The Ju/’hoansi, in this article referred to as !Kung, have no privacy between family groups—they can see and hear most of what goes on in the camp. Adults can converse with adjacent family groups at a normal conversational level. The space within the village is not differentiated, and people go anywhere except into other family huts.

Children play anywhere within the cleared space of the village, but until they are older than ten, they rarely play outside in the bush. There are few children in a Ju/’hoansi band—perhaps 14 of both sexes ranging in age from infants to fourteen-year olds. Consequently, competitive games would be difficult to organize since it would be hard to find age-mates to compete with, much less form viable team sports. Besides, the Ju/’hoansi have a strong cultural opposition to competitiveness.

A favorite children’s game is zeni, in which children use a stick to throw and catch weights attached by thongs to feathers. While the children exhibit widely differing abilities in the game, they don’t compete: all play for the sheer pleasure of it. They might play in the village clearing, with the attendant risk of stumbling into a fire hearth, or on the periphery of the village, with the risks of ant hills, thorn bushes, etc.
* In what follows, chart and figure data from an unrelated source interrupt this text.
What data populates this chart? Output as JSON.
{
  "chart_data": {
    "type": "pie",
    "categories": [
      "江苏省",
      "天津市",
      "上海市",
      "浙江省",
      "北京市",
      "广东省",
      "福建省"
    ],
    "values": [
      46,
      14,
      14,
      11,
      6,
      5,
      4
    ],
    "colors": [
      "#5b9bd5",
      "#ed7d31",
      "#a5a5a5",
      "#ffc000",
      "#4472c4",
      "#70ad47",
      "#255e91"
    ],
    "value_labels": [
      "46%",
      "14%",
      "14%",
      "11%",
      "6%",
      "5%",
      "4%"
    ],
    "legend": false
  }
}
Children are not excluded from any Ju/’hoansi activities, nor are they protected from anything except the spears and poisoned arrows, which are hung up out of reach. When men make arrow points, if small children interfere the adults patiently wait for the children or try to work with them present. Even if both parents are gone, adults are ubiquitous in the village, though they don’t direct children’s activities. Adults do, however, remain alert to the locations and emotions of children, and they quickly prevent children from getting aggressive, particularly towards others who are not the same age.

Children rarely accompany their mothers on their day-long gathering forays into the bush, and sometimes their mothers actively discourage them from coming. The participation of the children is not needed—the women find enough food for a couple days during a foraging trip, and carrying along the added water for the child would be a hindrance. The exception is made for children under three who have not yet been weaned.
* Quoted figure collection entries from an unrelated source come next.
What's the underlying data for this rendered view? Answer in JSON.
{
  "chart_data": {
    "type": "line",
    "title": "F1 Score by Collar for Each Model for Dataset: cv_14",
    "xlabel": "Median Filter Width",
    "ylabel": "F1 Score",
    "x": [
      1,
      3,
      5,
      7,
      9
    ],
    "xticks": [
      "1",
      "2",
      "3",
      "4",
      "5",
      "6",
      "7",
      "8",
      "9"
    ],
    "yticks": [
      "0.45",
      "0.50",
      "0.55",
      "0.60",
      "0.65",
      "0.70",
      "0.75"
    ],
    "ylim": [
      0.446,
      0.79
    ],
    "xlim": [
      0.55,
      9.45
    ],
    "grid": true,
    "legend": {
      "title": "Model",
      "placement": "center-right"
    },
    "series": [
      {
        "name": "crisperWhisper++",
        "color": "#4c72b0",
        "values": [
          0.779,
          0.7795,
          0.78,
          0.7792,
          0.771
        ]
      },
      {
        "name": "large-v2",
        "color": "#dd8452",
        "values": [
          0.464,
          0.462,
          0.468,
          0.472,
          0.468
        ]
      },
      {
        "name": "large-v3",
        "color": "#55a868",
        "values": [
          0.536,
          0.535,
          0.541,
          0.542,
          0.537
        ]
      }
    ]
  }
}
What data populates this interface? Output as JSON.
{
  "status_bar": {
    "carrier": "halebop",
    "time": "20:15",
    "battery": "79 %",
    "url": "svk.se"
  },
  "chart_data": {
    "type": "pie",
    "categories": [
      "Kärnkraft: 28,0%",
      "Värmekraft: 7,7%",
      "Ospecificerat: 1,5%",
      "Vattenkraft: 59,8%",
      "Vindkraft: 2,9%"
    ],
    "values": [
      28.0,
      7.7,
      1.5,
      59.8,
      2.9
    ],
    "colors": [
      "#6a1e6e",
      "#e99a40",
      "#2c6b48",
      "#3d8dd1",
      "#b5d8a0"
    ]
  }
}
In the village setting children do not help adults with chores such as preparing animal skins for use. Furthermore, not only do children engage in very little work, they help out very little with the care of smaller children. The reason is that adults are always present in the village to watch the younger children. The one exception to this pattern is that when they accompany adults on the daily hike to the waterhole, children are expected to carry back to camp a full container of water.

This fine article by Prof. Draper includes two wonderful photos (the scanned copies don’t do them justice), and there are about 30 more scattered through the rest of the book, Kalahari Hunter-Gatherers: Studies of the !Kung San and Their Neighbors, edited by Richard B. Lee and Irven DeVore. The volume is normally available through second-hand sources such as Amazon.com, Bookfinder.com, or other used book sources.